Auftragsvolumen: EuGH zur verpflichtenden Angabe in Rahmenvereinbarungen

Zitiervorschlag:
Dippel: „Auftragsvolumen: EuGH zur verpflichtenden Angabe in Rahmenvereinbarungen“, in cosinex Blog. URL: https://csx.de/RQce. (Abgerufen am: Uhr)

Der Europäiosche Gerichtshof (EuGH) mit Sitz in Luxemburg

Nach § 21 Abs. 1 Satz 2 VgV „braucht“ das in Aussicht genommene Auftragsvolumen einer Rahmenvereinbarung in der Bekanntmachung nicht abschließend festgelegt zu werden. Teilweise wurde das so verstanden, dass die Höchstabrufmenge nicht bekannt gemacht werden müsse. Hierzu hat nunmehr der europäische Gerichtshof (EuGH) Stellung genommen. Das Urteil (vom 17. Juni 2021, C‑23/20) dürfte auch Auswirkungen auf die Beschaffungspraxis hierzulande haben.


Inhalt


I. Der Sachverhalt

Zwei dänische öffentliche Auftraggeber schrieben eine Rahmenvereinbarung im EU-weiten offenen Verfahren aus. Die Auftragsbekanntmachung enthielt weder Angaben zum geschätzten Wert der Beschaffungen, die über die Rahmenvereinbarung abgewickelt werden sollten, noch zur vorgesehenen Option. Auch wurde weder der Höchstwert der Rahmenvereinbarungen noch die geschätzte Menge oder Höchstmenge der nach den Rahmenvereinbarungen zu beschaffenden Waren benannt.

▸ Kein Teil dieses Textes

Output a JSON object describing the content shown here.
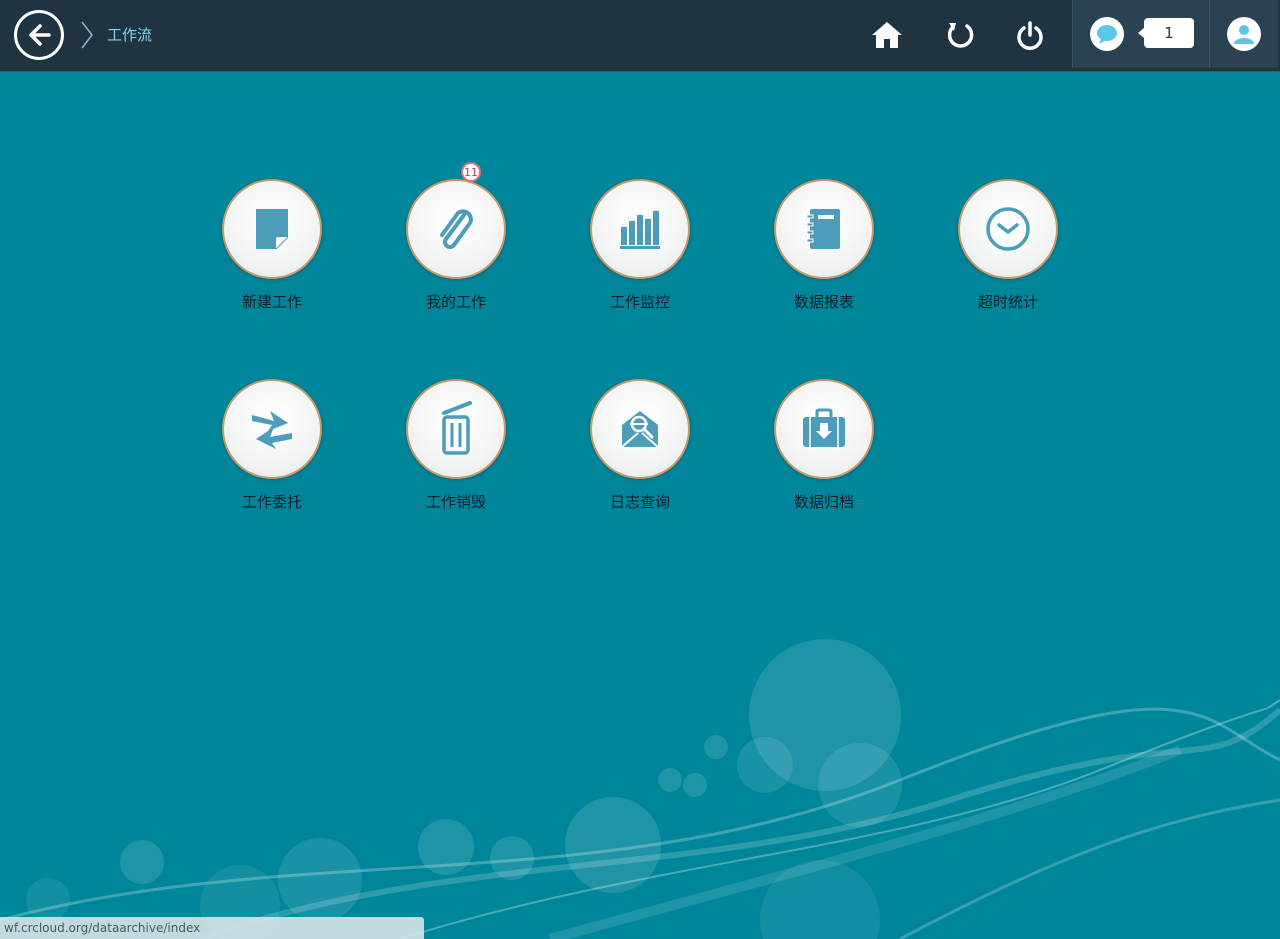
{
  "header": {
    "breadcrumb": "工作流",
    "message_count": "1"
  },
  "apps": [
    {
      "label": "新建工作",
      "icon": "new-document-icon"
    },
    {
      "label": "我的工作",
      "icon": "paperclip-icon",
      "badge": "11"
    },
    {
      "label": "工作监控",
      "icon": "bar-chart-icon"
    },
    {
      "label": "数据报表",
      "icon": "notebook-icon"
    },
    {
      "label": "超时统计",
      "icon": "clock-icon"
    },
    {
      "label": "工作委托",
      "icon": "exchange-arrows-icon"
    },
    {
      "label": "工作销毁",
      "icon": "trash-can-icon"
    },
    {
      "label": "日志查询",
      "icon": "envelope-search-icon"
    },
    {
      "label": "数据归档",
      "icon": "archive-briefcase-icon"
    }
  ],
  "status_bar": {
    "url": "wf.crcloud.org/dataarchive/index"
  },
  "colors": {
    "background": "#00869b",
    "topbar": "#1f3341",
    "icon_blue": "#4d9cba",
    "badge_red": "#c23a4a"
  }
}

Zwar waren in der Anlage 3 der Bekanntmachung Verbrauchsmengen aufgeführt. Allerdings seien diese aus Sicht des EuGH lediglich Ausdruck der Erwartung des Auftraggebers hinsichtlich des Verbrauchs der Leistungen, die vom ausgeschriebenen Auftrag umfasst seien. Der Auftraggeber hat sich nicht verpflichtet, eine bestimmte Menge an Leistungen abzunehmen oder für einen bestimmten Betrag auf der Grundlage der Rahmenvereinbarung einzukaufen.

Auch sollte die Rahmenvereinbarung nicht exklusiv sein; der Auftraggeber durfte im Einklang mit den Vergabevorschriften ähnliche Waren von anderen Lieferanten beziehen.

II. Die Beschwerde

Die Rahmenvereinbarung wurde mit dem erstplatzierten Bieter geschlossen. Im Rahmen einer Beschwerde ging hiergegen ein anderes Unternehmen insbesondere mit zwei Argumenten vor, über die letztlich der EuGH zu entscheiden hatte:

  • Erstens hätte der Auftraggeber in der Auftragsbekanntmachung zwingend die geschätzte Menge oder den geschätzten Wert der gemäß der ausgeschriebenen Rahmenvereinbarung zu liefernden Waren angeben müssen.
  • Zweitens hätte in der Bekanntmachung die Höchstmenge der gemäß der Rahmenvereinbarung zu erwerbenden Waren oder der Höchstwert der Rahmenvereinbarung angegeben werden müssen.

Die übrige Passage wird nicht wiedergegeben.